I wasn't complaining about our native birds, just about the European birds who are displacing them. Visiting our birch tree out the front we get Green Parrots, a kind of Rosella; Butcherbirds; a Brown Falcon who likes to disembowel his prey there; and others such as Kookaburras, though they are an introduced species from the Australian mainland. The Falcon also likes to sit on the posts of the chicken run, not to attack the chickens, but the sparrows that eat the chook food. We also see Nankeen Kestrals around here and Peregrine Falcons a little further afield.
Yellow Wattle Birds visit our flowering cherry in spring and the apple tree in autumn, as do various honeyeaters.
We often see high above us the now rare wedge tailed eagle. And sometimes we run over on our roads the totally brainless native hens , who like to put their heads down like the Roadrunner and run flat out into the path of your vehicle. I once followed one at about 15 miles an hour down the road for about 50 yards before it turned off to the right onto another road, still running flat out down the centre of the road, silly thing!

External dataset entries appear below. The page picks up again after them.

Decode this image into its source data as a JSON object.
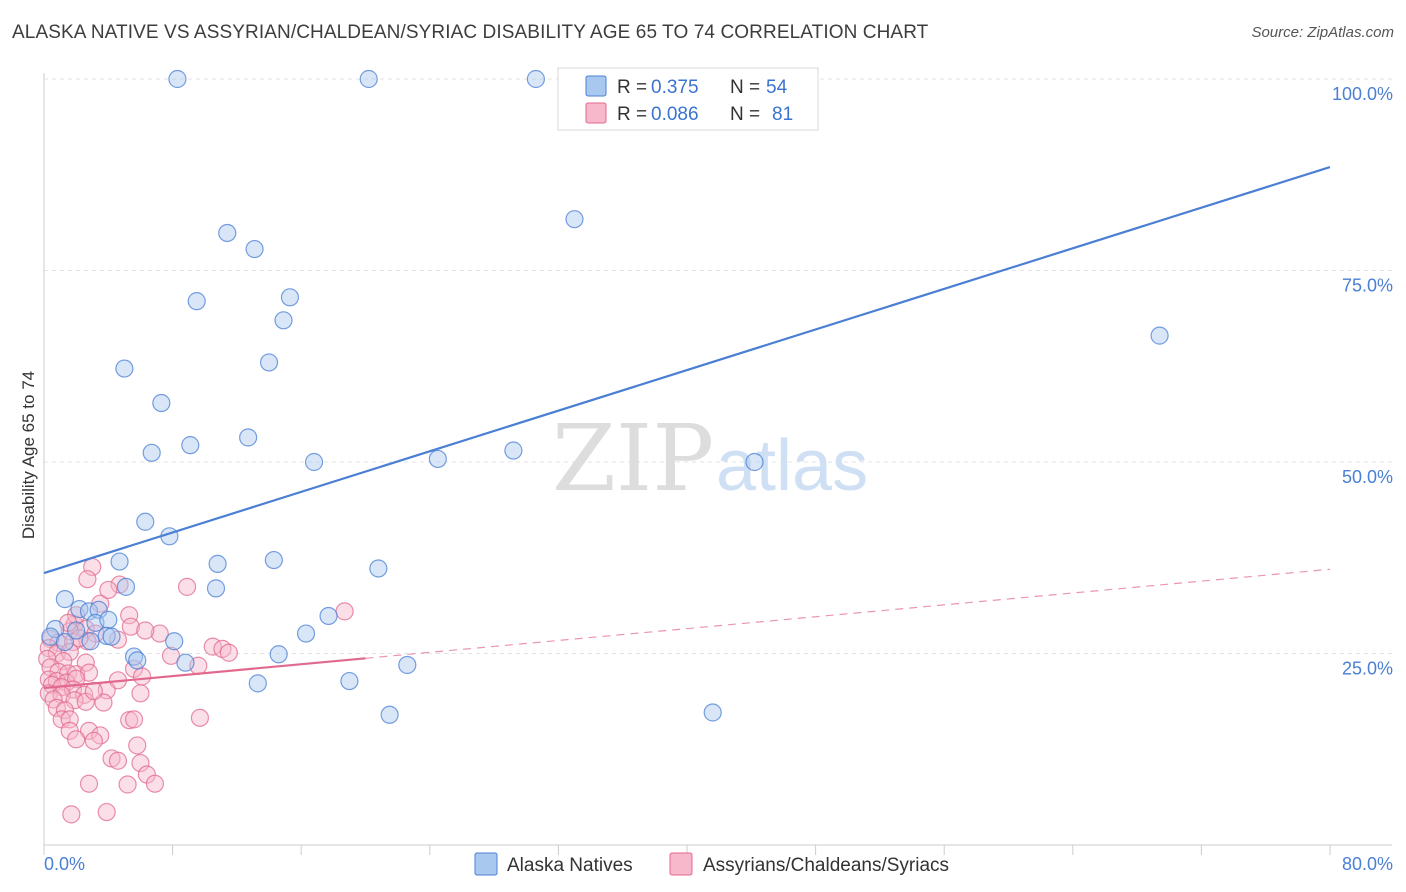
{
  "header": {
    "title": "ALASKA NATIVE VS ASSYRIAN/CHALDEAN/SYRIAC DISABILITY AGE 65 TO 74 CORRELATION CHART",
    "source": "Source: ZipAtlas.com"
  },
  "watermark": {
    "zip": "ZIP",
    "atlas": "atlas"
  },
  "legend": {
    "r_label": "R =",
    "n_label": "N =",
    "rows": [
      {
        "r": "0.375",
        "n": "54",
        "color": "#a9c8f0"
      },
      {
        "r": "0.086",
        "n": "81",
        "color": "#f7b8cb"
      }
    ]
  },
  "chart_data": {
    "type": "scatter",
    "title": "ALASKA NATIVE VS ASSYRIAN/CHALDEAN/SYRIAC DISABILITY AGE 65 TO 74 CORRELATION CHART",
    "ylabel": "Disability Age 65 to 74",
    "xlabel": "",
    "xlim": [
      0,
      80
    ],
    "ylim": [
      0,
      100
    ],
    "x_tick_labels": [
      "0.0%",
      "80.0%"
    ],
    "y_ticks": [
      25,
      50,
      75,
      100
    ],
    "y_tick_labels": [
      "25.0%",
      "50.0%",
      "75.0%",
      "100.0%"
    ],
    "grid": "horizontal dashed",
    "legend_position": "top-center",
    "series": [
      {
        "name": "Alaska Natives",
        "color": "#4a7fd4",
        "fill": "#a9c8f0",
        "r": 0.375,
        "n": 54,
        "trend": {
          "x": [
            0,
            80
          ],
          "y": [
            35.5,
            88.5
          ],
          "style": "solid"
        },
        "points": [
          [
            8.3,
            100
          ],
          [
            20.2,
            100
          ],
          [
            30.6,
            100
          ],
          [
            44.6,
            100
          ],
          [
            33.0,
            81.7
          ],
          [
            11.4,
            79.9
          ],
          [
            13.1,
            77.8
          ],
          [
            9.5,
            71.0
          ],
          [
            15.3,
            71.5
          ],
          [
            14.9,
            68.5
          ],
          [
            69.4,
            66.5
          ],
          [
            14.0,
            63.0
          ],
          [
            5.0,
            62.2
          ],
          [
            7.3,
            57.7
          ],
          [
            12.7,
            53.2
          ],
          [
            9.1,
            52.2
          ],
          [
            6.7,
            51.2
          ],
          [
            16.8,
            50.0
          ],
          [
            24.5,
            50.4
          ],
          [
            29.2,
            51.5
          ],
          [
            44.2,
            50.0
          ],
          [
            6.3,
            42.2
          ],
          [
            7.8,
            40.3
          ],
          [
            4.7,
            37.0
          ],
          [
            10.8,
            36.7
          ],
          [
            14.3,
            37.2
          ],
          [
            20.8,
            36.1
          ],
          [
            5.1,
            33.7
          ],
          [
            10.7,
            33.5
          ],
          [
            1.3,
            32.1
          ],
          [
            2.2,
            30.8
          ],
          [
            2.8,
            30.5
          ],
          [
            3.4,
            30.7
          ],
          [
            3.2,
            29.0
          ],
          [
            4.0,
            29.4
          ],
          [
            17.7,
            29.9
          ],
          [
            0.7,
            28.2
          ],
          [
            0.4,
            27.2
          ],
          [
            3.9,
            27.3
          ],
          [
            4.2,
            27.2
          ],
          [
            1.3,
            26.5
          ],
          [
            2.9,
            26.6
          ],
          [
            8.1,
            26.6
          ],
          [
            16.3,
            27.6
          ],
          [
            5.6,
            24.6
          ],
          [
            5.8,
            24.1
          ],
          [
            8.8,
            23.8
          ],
          [
            14.6,
            24.9
          ],
          [
            22.6,
            23.5
          ],
          [
            13.3,
            21.1
          ],
          [
            19.0,
            21.4
          ],
          [
            21.5,
            17.0
          ],
          [
            41.6,
            17.3
          ],
          [
            2.0,
            28.0
          ]
        ]
      },
      {
        "name": "Assyrians/Chaldeans/Syriacs",
        "color": "#e2698e",
        "fill": "#f7b8cb",
        "r": 0.086,
        "n": 81,
        "trend": {
          "x": [
            0,
            80
          ],
          "y": [
            20.5,
            36.0
          ],
          "style": "solid to x=20, dashed after"
        },
        "points": [
          [
            3.0,
            36.3
          ],
          [
            4.7,
            34.0
          ],
          [
            2.7,
            34.7
          ],
          [
            8.9,
            33.7
          ],
          [
            18.7,
            30.5
          ],
          [
            5.3,
            30.0
          ],
          [
            1.9,
            28.8
          ],
          [
            2.6,
            28.2
          ],
          [
            5.4,
            28.5
          ],
          [
            1.6,
            27.9
          ],
          [
            3.2,
            27.6
          ],
          [
            7.2,
            27.6
          ],
          [
            0.4,
            26.9
          ],
          [
            0.9,
            26.4
          ],
          [
            1.8,
            26.5
          ],
          [
            2.7,
            26.6
          ],
          [
            4.6,
            26.8
          ],
          [
            0.3,
            25.7
          ],
          [
            0.8,
            25.0
          ],
          [
            1.6,
            25.2
          ],
          [
            10.5,
            25.9
          ],
          [
            11.1,
            25.6
          ],
          [
            11.5,
            25.1
          ],
          [
            0.2,
            24.3
          ],
          [
            1.2,
            24.0
          ],
          [
            2.6,
            23.8
          ],
          [
            9.6,
            23.4
          ],
          [
            0.4,
            23.2
          ],
          [
            0.9,
            22.6
          ],
          [
            1.5,
            22.4
          ],
          [
            2.0,
            22.3
          ],
          [
            2.8,
            22.5
          ],
          [
            5.6,
            23.0
          ],
          [
            0.3,
            21.6
          ],
          [
            0.8,
            21.4
          ],
          [
            1.4,
            21.2
          ],
          [
            2.0,
            21.7
          ],
          [
            4.6,
            21.5
          ],
          [
            0.5,
            20.9
          ],
          [
            1.1,
            20.6
          ],
          [
            1.8,
            20.3
          ],
          [
            3.9,
            20.2
          ],
          [
            0.3,
            19.8
          ],
          [
            1.1,
            19.6
          ],
          [
            2.5,
            19.6
          ],
          [
            6.0,
            19.8
          ],
          [
            0.6,
            19.0
          ],
          [
            1.9,
            18.9
          ],
          [
            2.6,
            18.7
          ],
          [
            3.7,
            18.6
          ],
          [
            0.8,
            17.9
          ],
          [
            1.3,
            17.6
          ],
          [
            1.1,
            16.4
          ],
          [
            1.6,
            16.4
          ],
          [
            5.3,
            16.3
          ],
          [
            5.6,
            16.4
          ],
          [
            9.7,
            16.6
          ],
          [
            1.6,
            14.9
          ],
          [
            2.8,
            14.9
          ],
          [
            3.5,
            14.3
          ],
          [
            2.0,
            13.8
          ],
          [
            3.1,
            13.6
          ],
          [
            5.8,
            13.0
          ],
          [
            4.2,
            11.3
          ],
          [
            4.6,
            11.0
          ],
          [
            6.0,
            10.7
          ],
          [
            6.4,
            9.2
          ],
          [
            6.9,
            8.0
          ],
          [
            2.8,
            8.0
          ],
          [
            5.2,
            7.9
          ],
          [
            1.7,
            4.0
          ],
          [
            3.9,
            4.3
          ],
          [
            2.0,
            30.0
          ],
          [
            3.5,
            31.5
          ],
          [
            4.0,
            33.3
          ],
          [
            6.1,
            22.0
          ],
          [
            7.9,
            24.7
          ],
          [
            3.1,
            20.1
          ],
          [
            6.3,
            28.0
          ],
          [
            2.2,
            27.0
          ],
          [
            1.5,
            29.0
          ]
        ]
      }
    ]
  },
  "bottom_legend": [
    {
      "label": "Alaska Natives",
      "color": "#a9c8f0",
      "stroke": "#4a7fd4"
    },
    {
      "label": "Assyrians/Chaldeans/Syriacs",
      "color": "#f7b8cb",
      "stroke": "#e2698e"
    }
  ]
}
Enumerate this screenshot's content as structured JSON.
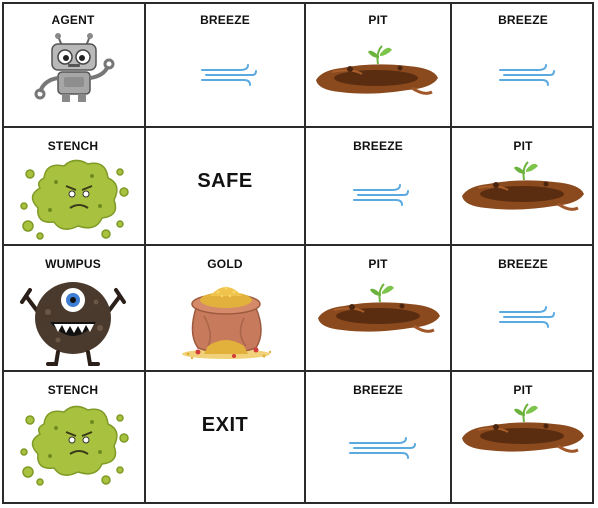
{
  "board": {
    "rows": [
      [
        {
          "type": "agent",
          "label": "AGENT"
        },
        {
          "type": "breeze",
          "label": "BREEZE"
        },
        {
          "type": "pit",
          "label": "PIT"
        },
        {
          "type": "breeze",
          "label": "BREEZE"
        }
      ],
      [
        {
          "type": "stench",
          "label": "STENCH"
        },
        {
          "type": "safe",
          "label": "SAFE"
        },
        {
          "type": "breeze",
          "label": "BREEZE"
        },
        {
          "type": "pit",
          "label": "PIT"
        }
      ],
      [
        {
          "type": "wumpus",
          "label": "WUMPUS"
        },
        {
          "type": "gold",
          "label": "GOLD"
        },
        {
          "type": "pit",
          "label": "PIT"
        },
        {
          "type": "breeze",
          "label": "BREEZE"
        }
      ],
      [
        {
          "type": "stench",
          "label": "STENCH"
        },
        {
          "type": "exit",
          "label": "EXIT"
        },
        {
          "type": "breeze",
          "label": "BREEZE"
        },
        {
          "type": "pit",
          "label": "PIT"
        }
      ]
    ]
  },
  "icons": {
    "agent": "robot-icon",
    "breeze": "wind-icon",
    "pit": "pit-icon",
    "stench": "stench-cloud-icon",
    "wumpus": "wumpus-monster-icon",
    "gold": "gold-sack-icon"
  },
  "colors": {
    "wind": "#5aa9df",
    "dirt": "#8a4a1e",
    "stench": "#a8c23f",
    "wumpus": "#4a3a2e",
    "gold": "#e2b13c",
    "sprout": "#6cb33e"
  }
}
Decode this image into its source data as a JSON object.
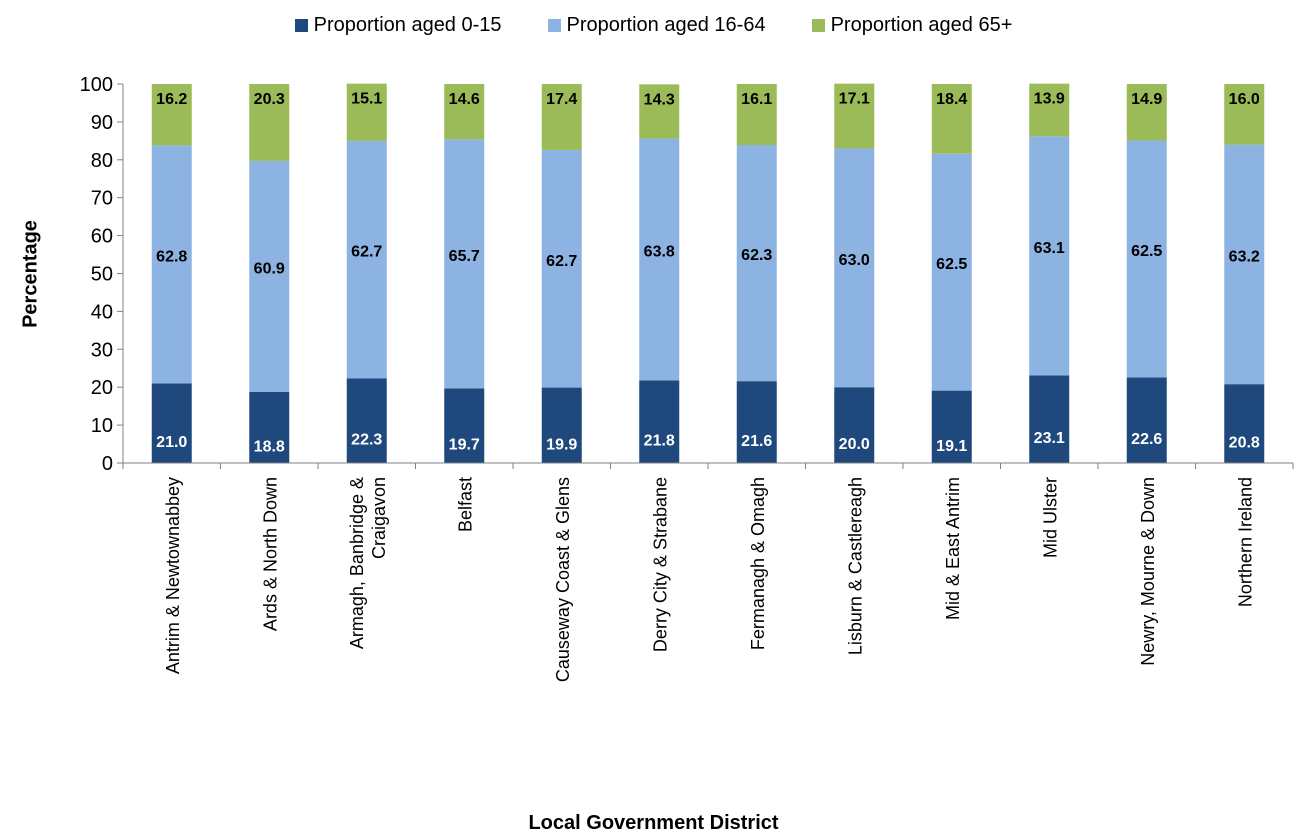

...just to name a few. We are within 12 miles of the sea, so we get to see lots of marine and estuary birds as well, from Pacific gulls and Pelicans to Sooty Oyster Catchers and White Faced Herons.

 Originally Posted By: twosleepy
("...gay your life must be...")

How'd you know that one? I learned that in kindergarten:
"Kookaburra sits in the old gum tree-ee,
merry merry king of the bush is he-ee,
Laugh, Kookaburra laugh, Kookaburra
gay your life must be."

There were variants of course, such as
"Kookaburra sits on the telephone wire,
Jumping up and down with his pants on fire..."

Tasmania has 12 species of bird that are endemic and occur nowhere else in the world.

Last edited by The Pook; 06/25/08 08:33 AM.